News travels fast! A woman, known for her sinfulness in the community, hears about this dinner party and crashes the party. As Bob Dylan used to sing, "Freedom is just another words for nothing left to lose."  She makes a scene. She shocks the guests and freaks out the host. She gushes with shocking, illegal, enthusiastic gestures of love. Women were meant to be scene, but not heard! She walks right into the room of men, gets down on the floor, lets down her hair, cries profusely all over his feet instead of pouring water over them, dries them, not with a towel, but with her hair, opens up a bottle of expensive perfumed oil and anoints them. A decent woman back then would never have crashed a men's group, never have touched another man other than her husband, never have let her hair down in public.

With this, the theological fireworks that Simon had, no doubt hoped for, broke out! Surely, Simon the Pharisee knew that his golden moment had come - that his party would be talked about for years to come! Surely, Jesus knew that his golden moment had come  - to teach people about God's unconditional love.

The story ends with the woman being grateful and the Pharisees critical. The woman was extravagant with her love. The Pharisees were stingy with theirs.
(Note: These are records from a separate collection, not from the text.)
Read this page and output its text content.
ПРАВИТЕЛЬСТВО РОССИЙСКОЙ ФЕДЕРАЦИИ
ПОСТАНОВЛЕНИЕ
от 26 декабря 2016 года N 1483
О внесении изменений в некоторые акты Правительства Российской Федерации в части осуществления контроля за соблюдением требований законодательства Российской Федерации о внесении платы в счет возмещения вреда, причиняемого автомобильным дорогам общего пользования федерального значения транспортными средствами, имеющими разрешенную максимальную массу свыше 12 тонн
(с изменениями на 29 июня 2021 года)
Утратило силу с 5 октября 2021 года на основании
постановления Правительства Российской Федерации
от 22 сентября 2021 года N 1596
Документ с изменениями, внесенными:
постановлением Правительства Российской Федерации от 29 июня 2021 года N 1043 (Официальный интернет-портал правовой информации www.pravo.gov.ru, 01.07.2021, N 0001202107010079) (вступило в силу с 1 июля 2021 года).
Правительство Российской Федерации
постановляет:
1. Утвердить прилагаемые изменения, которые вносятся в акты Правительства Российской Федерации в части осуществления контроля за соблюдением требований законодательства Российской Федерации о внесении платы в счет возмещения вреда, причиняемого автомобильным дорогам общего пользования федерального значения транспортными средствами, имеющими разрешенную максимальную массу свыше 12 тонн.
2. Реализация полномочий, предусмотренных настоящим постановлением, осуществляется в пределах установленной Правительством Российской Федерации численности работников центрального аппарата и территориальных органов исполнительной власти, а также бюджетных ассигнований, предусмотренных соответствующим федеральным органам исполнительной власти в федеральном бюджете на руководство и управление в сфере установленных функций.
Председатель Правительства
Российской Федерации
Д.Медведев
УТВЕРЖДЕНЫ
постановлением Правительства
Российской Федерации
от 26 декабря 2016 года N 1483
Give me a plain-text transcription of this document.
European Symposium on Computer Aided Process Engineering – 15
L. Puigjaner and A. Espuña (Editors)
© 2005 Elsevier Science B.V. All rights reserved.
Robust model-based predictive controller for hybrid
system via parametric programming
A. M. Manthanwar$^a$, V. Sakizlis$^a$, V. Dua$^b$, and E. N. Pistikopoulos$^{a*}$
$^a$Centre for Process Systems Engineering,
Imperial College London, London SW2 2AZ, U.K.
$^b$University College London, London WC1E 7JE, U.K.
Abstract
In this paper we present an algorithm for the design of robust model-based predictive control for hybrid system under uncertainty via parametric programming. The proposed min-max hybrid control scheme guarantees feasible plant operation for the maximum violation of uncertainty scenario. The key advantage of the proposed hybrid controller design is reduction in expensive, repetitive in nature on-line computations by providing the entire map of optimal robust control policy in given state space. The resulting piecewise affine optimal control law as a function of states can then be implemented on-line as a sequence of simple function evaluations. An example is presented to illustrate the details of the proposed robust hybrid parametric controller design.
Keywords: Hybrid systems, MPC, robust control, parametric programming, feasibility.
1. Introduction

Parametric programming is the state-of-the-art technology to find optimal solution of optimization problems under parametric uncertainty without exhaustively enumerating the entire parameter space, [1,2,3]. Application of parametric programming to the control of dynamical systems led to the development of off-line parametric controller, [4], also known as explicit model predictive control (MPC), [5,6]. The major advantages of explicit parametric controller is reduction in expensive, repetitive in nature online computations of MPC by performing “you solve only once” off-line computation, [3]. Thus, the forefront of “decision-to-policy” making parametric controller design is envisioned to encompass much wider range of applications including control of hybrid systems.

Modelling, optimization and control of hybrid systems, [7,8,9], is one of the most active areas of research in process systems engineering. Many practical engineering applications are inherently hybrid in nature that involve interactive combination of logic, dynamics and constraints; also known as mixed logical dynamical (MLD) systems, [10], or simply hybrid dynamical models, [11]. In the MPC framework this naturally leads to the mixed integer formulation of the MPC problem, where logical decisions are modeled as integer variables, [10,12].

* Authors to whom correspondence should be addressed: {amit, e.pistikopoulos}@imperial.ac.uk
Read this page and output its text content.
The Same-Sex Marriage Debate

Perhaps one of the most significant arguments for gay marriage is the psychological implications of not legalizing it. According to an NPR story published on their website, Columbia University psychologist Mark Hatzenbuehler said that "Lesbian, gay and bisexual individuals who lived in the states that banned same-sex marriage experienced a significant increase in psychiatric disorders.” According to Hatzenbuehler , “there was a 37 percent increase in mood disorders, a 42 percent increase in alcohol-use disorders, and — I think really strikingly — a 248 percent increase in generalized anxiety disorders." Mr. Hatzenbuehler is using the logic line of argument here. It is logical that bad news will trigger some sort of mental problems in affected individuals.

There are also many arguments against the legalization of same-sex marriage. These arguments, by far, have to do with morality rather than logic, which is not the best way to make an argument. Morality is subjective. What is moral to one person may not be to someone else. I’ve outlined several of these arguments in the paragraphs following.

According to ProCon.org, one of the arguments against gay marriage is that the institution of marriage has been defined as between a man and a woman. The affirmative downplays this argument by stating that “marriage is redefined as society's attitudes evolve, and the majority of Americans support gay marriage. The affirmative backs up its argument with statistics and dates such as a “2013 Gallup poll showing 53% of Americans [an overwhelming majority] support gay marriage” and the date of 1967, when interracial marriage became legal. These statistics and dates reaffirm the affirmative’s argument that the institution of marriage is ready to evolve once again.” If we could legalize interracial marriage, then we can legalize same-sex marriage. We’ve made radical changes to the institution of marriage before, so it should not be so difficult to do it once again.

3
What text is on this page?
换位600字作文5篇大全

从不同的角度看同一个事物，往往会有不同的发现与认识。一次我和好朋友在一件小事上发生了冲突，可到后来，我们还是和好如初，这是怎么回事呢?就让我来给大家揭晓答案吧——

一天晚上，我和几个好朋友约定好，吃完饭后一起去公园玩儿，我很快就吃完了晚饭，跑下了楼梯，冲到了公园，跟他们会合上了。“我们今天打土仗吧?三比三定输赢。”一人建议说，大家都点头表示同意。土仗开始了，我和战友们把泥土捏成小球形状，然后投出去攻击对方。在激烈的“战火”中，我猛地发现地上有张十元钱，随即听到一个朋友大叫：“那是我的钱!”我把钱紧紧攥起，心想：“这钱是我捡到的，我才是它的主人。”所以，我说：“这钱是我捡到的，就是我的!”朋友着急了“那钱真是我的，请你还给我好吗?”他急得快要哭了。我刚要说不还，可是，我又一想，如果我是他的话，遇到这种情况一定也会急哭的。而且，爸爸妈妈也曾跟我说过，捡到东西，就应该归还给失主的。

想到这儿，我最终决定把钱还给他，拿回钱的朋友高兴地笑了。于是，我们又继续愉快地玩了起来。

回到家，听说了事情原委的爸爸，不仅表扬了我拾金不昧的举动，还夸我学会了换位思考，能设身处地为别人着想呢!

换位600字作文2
This dramatic story ends with Jesus delivering his pithy, yet profound, teaching, "Little is forgiven the one whose love is small!"

One of the biggest challenges I have faced as a priest is to convince people of God’s unconditional love for them. Why is it that so many of us have been trained by people who have dismissed these intimate stories of God’s love and have combed through the Scriptures, piecing together condemning, judging, and damning messages that they turn into a religion? Why did they, and why do we, find those negative messages more believable? I have received more letters questioning my “too lenient notions of God’s love” than any other critical letters since I became a priest.

Jesus revealed the “true God,” not this “false mean god” that people have created since Adam and Eve. Even in that story, God says to Adam and Eve, “Who told you that you were naked?” (Genesis 3:11). In other words, “Who told you that you were bad, separated from me, and defective? I certainly didn’t!” Jesus came to talk us out of the mean God we keep creating in our own minds. I can’t imagine trying to live my religion without being in love with God! I can’t imagine practicing a religion based on fear and dread! 
  
Over the years, I have had the awesome privilege of talking to some very conscious people getting ready to die: especially those with AIDS and with cancer. Some were not pious people, but most were deeply spiritual. Some were able to tell me that they accepted their approaching deaths and they wanted to “do it well.” Some were extremely thankful for the “eternal life” they had experienced in this world. Some looked with “joyful hope” for the “eternal life” ahead of them. You know, if you’re facing death, it doesn’t get any better than that! I hope I can do half as well. I pray for the ability to be conscious, filled with gratitude and ready to go when the time comes! Yes, I want to be conscious! I want to choose to let go and leap into that great unknown, to leap into the arms of God!

This is what I believe and what I have tried to teach as a priest for the last forty-six years! At the end of the day, when all is said and done, when all the religious laws are boiled down, it comes to this, "Little is forgiven the one whose love is small!"